= Hakon Lunde =

Norwegian politician

Hakon Lunde (12 October 1918 – 2 October 2005) was a Norwegian politician for the Progress Party.

He was born in Kristiania as a son of wholesaler Ragnvald Bredo Lunde (1889–1964) and housewife Bergljot Iversen (1892–1987). He attended his first years of school in Nordstrand and Oslo Commerce School from 1935 to 1937. During World War II he was a soldier, first in the Norwegian Campaign. After irregular resistance work, he fled to Sweden, where he worked in the Norwegian legation in Stockholm. He then continued to the United Kingdom, where he received further education in the Royal Norwegian Navy-in-exile and the Royal Navy. Among others, he participated in the D-Day invasion, surviving the sinking of his ship, the destroyer HNoMS Svenner. He became heavily decorated with the UK Defence Medal, the Norwegian Defence Medal with Star, the Atlantic Star, the Norwegian War Medal with Star as well as two French and one Soviet medal. He chaired the Marinens Reserveoffiserers Forbund from 1948 to 1957, and received four veterancy awards between 1976 and 1991. From 1994 he chaired the Royal Norwegian Navy veterans' association. He contributed to erecting D-Day monuments at Vippetangen in 1992 and Hermanville-sur-Mer in 2004.
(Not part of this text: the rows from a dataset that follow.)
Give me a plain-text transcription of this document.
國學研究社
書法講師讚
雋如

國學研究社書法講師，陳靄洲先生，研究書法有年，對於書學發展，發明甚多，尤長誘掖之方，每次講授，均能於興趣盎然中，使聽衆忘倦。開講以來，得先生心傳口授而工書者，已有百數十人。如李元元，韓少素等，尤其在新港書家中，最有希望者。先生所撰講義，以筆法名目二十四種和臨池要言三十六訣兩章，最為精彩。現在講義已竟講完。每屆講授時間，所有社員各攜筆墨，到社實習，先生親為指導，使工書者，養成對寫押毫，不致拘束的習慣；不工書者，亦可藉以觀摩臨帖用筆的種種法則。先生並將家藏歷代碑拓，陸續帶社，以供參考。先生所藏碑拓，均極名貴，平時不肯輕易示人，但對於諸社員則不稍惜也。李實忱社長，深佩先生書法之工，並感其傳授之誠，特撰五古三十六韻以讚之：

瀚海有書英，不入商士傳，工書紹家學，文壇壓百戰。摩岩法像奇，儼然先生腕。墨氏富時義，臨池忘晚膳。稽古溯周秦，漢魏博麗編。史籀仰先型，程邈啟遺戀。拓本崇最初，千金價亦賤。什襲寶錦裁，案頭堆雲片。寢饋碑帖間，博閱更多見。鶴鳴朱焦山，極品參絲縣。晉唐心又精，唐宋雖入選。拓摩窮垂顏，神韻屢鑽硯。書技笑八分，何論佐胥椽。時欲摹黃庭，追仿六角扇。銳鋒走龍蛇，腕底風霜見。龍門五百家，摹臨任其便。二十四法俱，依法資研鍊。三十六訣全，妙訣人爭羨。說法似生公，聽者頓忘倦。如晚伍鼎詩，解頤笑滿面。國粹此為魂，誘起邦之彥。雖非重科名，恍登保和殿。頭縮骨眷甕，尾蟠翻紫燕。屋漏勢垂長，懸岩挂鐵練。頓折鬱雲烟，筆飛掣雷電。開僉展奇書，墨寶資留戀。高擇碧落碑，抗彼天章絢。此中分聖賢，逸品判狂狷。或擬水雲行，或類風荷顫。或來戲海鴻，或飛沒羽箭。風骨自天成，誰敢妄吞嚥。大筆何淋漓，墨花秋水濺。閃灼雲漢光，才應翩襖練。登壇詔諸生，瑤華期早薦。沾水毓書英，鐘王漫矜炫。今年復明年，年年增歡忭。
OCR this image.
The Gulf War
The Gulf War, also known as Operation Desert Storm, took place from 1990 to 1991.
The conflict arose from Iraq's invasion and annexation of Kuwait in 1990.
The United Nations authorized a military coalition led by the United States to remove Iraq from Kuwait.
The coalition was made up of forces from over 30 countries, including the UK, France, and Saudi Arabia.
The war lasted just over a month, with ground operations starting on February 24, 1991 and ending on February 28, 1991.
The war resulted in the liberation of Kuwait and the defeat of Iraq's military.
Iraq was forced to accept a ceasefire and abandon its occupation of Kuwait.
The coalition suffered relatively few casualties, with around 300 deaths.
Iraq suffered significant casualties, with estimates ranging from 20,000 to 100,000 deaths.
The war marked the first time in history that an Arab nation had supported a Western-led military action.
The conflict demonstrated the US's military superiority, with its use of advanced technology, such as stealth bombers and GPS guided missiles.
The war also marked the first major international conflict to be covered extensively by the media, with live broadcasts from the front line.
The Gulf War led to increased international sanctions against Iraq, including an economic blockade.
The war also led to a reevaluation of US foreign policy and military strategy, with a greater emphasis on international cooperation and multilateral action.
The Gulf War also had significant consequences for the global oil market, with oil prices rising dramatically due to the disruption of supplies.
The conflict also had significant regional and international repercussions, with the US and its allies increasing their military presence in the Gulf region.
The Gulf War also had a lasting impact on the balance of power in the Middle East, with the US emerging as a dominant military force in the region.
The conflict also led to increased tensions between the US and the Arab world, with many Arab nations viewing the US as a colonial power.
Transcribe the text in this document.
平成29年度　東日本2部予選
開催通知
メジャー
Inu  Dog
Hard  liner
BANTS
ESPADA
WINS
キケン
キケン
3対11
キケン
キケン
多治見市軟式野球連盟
From 1958 to 1998 he was the chairman of the company Hakon Lunde A/S. He was also chairman of Westermoen Båtbyggeri & Mek. Verksted from 1950 to 1958 and Christian Radich from 1978 to 1983 (board member 1964 to 1978). He was a board member of Elkjøp from 1963 to 1983, Norges Handels- og Sjøfartstidende from 1970 to 1978, Det Norske Oljeselskap from 1971 to 1989, a member of the supervisory board of Norges Bank from 1990 to 1993 and of the corporate assembly of Oslo Sporveier from 1996 to 2000. He was a member of the "council" of the Norwegian Maritime Museum from 1953 to 1996, chairing it from 1988 to 1996. He was a deputy member of the board of Oslo Port Authority from 1996 to 2000, and of the corporate assembly of Nationaltheatret from 1998 to 2000.

He served as a deputy representative to the Parliament of Norway from Oslo during the terms 1989–1993 and 1997–2001. In total he met during 108 days of parliamentary session. From 1995 to 1999 he was a deputy member of Oslo city council.